Covering the land with asphalt and concrete, building on every skerrick of land caused this problem. In subdivision design the leftover, ‘unbuildable’ piece, usually the wetland, is required to be gifted to council as a ‘reserve’. CCO Panuku must stop selling our reserves. Golf courses must become ‘recreational reserves’. These natural ’sponges’ along with gardens on each property and tree lined street berms, allowed rain to soak into the water table beneath the ground. Residential extensions have gotten away with building on this impermeable area by the use of retention tanks, holding the water to dribble out later. Unfortunately the network is a ‘combined sewer/ stormwater main’, too small to cope with average storms, spilling sewage into the sea, let alone a deluge.

Infrastructure must be built before intensification, starting with withdrawal of the government’s ‘Housing Enabling Bill’ that allowed three storey, three houses per section everywhere. The ‘Unitary Plan’ allowed sufficient intensification in the right places.

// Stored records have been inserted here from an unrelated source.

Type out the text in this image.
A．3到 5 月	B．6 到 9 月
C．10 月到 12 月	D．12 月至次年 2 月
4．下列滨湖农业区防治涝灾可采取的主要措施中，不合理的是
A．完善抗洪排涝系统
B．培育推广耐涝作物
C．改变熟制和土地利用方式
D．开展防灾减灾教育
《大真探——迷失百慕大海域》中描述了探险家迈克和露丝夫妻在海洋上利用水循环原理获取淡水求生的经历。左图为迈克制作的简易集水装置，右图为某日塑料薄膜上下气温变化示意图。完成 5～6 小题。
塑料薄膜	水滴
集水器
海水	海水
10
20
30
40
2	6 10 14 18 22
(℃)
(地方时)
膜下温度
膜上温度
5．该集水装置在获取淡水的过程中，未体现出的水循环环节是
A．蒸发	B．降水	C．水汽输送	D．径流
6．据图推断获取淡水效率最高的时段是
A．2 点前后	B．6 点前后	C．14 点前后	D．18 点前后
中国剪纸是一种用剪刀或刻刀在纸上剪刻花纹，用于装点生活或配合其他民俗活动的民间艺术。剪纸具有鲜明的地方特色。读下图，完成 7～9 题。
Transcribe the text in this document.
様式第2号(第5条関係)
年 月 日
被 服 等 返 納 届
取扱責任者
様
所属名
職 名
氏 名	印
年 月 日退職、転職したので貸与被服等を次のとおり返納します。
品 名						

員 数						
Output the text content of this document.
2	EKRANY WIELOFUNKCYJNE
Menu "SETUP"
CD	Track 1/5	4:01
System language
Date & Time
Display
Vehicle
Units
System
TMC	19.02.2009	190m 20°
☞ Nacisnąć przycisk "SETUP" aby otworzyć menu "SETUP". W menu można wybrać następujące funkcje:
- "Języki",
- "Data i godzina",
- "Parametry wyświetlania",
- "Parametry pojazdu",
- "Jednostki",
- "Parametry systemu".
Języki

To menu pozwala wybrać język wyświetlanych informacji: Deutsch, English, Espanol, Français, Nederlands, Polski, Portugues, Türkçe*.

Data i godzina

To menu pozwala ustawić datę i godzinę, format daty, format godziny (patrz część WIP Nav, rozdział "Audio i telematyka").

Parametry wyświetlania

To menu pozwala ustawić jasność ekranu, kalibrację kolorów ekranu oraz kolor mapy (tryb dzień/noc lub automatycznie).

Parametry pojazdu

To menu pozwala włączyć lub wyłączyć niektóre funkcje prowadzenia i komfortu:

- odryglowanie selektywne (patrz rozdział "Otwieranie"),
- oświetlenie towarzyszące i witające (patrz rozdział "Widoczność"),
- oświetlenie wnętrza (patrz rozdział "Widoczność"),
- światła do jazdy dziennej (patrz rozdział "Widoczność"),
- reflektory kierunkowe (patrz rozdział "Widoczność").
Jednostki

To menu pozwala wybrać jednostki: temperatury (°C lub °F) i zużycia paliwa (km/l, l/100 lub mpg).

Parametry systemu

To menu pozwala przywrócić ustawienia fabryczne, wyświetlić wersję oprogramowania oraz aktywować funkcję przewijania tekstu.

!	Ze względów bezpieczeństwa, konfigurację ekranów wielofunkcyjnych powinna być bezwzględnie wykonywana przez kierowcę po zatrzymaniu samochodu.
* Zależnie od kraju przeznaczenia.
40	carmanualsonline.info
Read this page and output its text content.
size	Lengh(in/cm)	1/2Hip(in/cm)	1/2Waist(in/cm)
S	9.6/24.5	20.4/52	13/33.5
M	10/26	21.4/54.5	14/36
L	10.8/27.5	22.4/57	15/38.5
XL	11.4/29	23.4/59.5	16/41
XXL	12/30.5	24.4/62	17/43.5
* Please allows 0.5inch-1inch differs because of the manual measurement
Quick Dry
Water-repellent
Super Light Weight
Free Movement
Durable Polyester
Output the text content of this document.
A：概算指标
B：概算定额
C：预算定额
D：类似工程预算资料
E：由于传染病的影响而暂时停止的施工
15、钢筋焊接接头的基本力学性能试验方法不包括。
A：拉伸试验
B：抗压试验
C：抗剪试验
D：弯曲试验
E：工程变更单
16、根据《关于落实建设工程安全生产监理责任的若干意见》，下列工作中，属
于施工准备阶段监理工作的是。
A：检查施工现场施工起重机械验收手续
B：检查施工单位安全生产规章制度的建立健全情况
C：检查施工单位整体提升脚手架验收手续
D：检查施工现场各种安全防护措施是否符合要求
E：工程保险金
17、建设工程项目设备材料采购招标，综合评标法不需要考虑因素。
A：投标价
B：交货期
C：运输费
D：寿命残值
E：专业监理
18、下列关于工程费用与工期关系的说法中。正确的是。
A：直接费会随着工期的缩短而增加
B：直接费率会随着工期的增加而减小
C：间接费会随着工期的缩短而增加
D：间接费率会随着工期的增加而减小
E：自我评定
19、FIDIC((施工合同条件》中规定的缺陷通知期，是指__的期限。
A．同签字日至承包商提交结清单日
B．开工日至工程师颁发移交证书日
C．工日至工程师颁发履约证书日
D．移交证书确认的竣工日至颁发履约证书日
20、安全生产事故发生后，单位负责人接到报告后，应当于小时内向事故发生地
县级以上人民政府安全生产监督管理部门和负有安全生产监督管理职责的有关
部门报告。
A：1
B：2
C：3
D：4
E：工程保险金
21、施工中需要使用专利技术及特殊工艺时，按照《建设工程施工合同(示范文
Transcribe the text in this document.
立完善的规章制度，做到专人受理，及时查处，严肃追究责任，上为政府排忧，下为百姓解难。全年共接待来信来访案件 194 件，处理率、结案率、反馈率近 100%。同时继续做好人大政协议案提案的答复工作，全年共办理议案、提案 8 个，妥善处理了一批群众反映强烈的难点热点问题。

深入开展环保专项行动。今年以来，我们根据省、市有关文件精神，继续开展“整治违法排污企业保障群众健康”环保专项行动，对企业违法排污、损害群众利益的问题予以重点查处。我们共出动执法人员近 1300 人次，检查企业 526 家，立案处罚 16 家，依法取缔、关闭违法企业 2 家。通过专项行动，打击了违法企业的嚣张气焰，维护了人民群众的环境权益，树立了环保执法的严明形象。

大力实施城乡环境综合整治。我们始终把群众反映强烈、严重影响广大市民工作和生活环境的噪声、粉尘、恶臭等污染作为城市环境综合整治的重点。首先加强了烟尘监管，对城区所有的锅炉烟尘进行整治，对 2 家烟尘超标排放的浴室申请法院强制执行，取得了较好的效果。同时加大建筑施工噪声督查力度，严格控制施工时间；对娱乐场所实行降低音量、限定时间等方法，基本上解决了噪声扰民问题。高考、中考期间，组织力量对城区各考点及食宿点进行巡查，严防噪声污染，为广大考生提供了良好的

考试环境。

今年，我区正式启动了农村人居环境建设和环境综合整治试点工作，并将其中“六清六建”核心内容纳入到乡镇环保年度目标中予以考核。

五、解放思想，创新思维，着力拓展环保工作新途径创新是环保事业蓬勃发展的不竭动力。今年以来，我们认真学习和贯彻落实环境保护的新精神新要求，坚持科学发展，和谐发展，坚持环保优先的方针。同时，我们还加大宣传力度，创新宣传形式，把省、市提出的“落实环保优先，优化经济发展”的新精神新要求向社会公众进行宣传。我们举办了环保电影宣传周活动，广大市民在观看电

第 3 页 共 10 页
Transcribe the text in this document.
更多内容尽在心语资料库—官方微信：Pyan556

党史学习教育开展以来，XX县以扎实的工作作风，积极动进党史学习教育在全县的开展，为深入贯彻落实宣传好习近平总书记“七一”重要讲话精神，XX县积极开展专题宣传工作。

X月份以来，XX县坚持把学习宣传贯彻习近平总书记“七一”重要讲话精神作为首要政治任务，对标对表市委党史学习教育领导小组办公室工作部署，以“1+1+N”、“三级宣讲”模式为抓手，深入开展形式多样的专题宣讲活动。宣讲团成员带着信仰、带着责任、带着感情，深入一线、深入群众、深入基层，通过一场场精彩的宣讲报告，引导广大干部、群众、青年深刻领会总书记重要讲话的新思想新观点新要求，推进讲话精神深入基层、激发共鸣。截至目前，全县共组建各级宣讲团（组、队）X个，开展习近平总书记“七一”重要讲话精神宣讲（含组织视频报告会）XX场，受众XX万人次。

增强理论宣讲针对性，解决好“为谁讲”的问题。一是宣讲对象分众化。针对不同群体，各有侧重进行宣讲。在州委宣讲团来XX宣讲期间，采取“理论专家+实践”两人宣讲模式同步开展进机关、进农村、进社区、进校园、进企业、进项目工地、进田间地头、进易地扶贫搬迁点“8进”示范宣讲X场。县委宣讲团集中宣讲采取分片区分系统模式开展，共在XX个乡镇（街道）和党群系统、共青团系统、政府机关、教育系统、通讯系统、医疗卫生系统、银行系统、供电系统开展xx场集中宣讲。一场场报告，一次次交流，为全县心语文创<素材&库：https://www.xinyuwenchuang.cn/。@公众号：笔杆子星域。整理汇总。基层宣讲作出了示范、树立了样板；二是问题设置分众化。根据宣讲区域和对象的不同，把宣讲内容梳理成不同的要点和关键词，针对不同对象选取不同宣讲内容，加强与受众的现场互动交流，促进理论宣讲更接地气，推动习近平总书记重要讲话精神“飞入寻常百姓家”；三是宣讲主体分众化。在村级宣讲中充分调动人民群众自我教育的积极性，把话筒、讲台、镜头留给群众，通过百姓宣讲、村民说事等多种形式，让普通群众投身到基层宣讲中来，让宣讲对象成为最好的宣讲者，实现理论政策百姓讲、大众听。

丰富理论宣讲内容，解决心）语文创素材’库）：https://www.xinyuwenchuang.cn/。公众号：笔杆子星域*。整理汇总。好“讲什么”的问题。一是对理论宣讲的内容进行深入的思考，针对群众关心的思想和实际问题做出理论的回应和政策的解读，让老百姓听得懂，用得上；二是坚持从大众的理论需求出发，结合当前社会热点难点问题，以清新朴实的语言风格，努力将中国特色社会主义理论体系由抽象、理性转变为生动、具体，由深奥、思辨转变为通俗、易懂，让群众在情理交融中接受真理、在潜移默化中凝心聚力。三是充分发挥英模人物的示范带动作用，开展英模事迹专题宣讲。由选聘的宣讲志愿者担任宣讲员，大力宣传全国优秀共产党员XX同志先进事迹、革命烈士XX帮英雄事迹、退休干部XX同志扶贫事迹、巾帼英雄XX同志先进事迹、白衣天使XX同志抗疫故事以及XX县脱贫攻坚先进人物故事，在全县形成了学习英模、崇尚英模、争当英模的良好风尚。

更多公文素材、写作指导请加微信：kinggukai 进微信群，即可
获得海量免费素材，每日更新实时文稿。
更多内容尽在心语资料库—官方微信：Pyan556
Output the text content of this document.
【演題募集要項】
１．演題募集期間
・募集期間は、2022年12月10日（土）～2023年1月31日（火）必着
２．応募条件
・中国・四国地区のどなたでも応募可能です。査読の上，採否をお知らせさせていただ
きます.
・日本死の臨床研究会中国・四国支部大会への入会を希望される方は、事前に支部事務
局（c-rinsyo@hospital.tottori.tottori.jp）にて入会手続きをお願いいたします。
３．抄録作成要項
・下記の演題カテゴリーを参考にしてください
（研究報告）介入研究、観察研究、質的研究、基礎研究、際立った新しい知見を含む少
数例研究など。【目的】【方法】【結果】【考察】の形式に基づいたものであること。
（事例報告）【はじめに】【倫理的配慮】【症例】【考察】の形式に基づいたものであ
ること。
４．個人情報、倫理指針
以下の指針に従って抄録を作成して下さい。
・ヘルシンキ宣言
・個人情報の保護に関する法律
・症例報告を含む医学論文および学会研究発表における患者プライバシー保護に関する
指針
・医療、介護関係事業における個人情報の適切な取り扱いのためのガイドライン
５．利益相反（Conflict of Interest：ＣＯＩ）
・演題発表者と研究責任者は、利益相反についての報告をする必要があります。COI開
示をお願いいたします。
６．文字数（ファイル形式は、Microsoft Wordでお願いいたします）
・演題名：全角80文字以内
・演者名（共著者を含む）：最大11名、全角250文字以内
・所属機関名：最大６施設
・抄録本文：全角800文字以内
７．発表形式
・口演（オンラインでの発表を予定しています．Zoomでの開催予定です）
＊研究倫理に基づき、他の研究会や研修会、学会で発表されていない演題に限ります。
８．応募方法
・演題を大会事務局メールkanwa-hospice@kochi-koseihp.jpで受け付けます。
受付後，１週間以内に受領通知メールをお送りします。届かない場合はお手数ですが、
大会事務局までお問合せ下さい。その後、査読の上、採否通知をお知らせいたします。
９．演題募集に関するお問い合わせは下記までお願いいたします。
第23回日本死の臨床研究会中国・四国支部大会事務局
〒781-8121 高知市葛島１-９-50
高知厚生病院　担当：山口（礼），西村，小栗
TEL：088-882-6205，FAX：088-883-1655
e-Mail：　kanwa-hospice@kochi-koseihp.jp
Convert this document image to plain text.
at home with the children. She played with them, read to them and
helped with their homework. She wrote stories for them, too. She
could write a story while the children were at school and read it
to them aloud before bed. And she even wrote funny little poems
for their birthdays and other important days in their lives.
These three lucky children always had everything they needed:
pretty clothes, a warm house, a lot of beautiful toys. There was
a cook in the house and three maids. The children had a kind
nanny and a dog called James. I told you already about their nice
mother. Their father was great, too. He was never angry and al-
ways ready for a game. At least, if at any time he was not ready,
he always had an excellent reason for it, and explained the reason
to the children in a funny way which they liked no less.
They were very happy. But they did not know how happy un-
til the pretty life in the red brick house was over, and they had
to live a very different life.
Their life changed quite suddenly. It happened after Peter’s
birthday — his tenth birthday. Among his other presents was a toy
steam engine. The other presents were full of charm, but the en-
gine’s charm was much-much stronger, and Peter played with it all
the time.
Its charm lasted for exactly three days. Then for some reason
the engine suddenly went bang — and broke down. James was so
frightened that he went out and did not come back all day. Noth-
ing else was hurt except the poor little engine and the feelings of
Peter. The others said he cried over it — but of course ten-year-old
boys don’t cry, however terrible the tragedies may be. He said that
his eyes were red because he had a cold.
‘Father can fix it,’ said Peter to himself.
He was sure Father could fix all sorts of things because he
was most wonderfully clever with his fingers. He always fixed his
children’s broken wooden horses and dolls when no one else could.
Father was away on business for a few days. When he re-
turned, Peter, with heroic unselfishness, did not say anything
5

The only amendments required from this current flood knowledge, are increasing ‘flood sensitive areas’ where building restrictions, of open facade to a designated height allow the free flow of flood water through the basement, and inclusion of ‘notable trees’ to the ‘tree register’,with government ‘tree protection’ to stop the cutting down of about 1000 mature trees per week.

The February floods and Cyclone Gabrielle have shown us how vulnerable we are. We need long term future planning, putting our land and the environment first. Money, growing the GDP and developers’ profits can no longer rule decision making.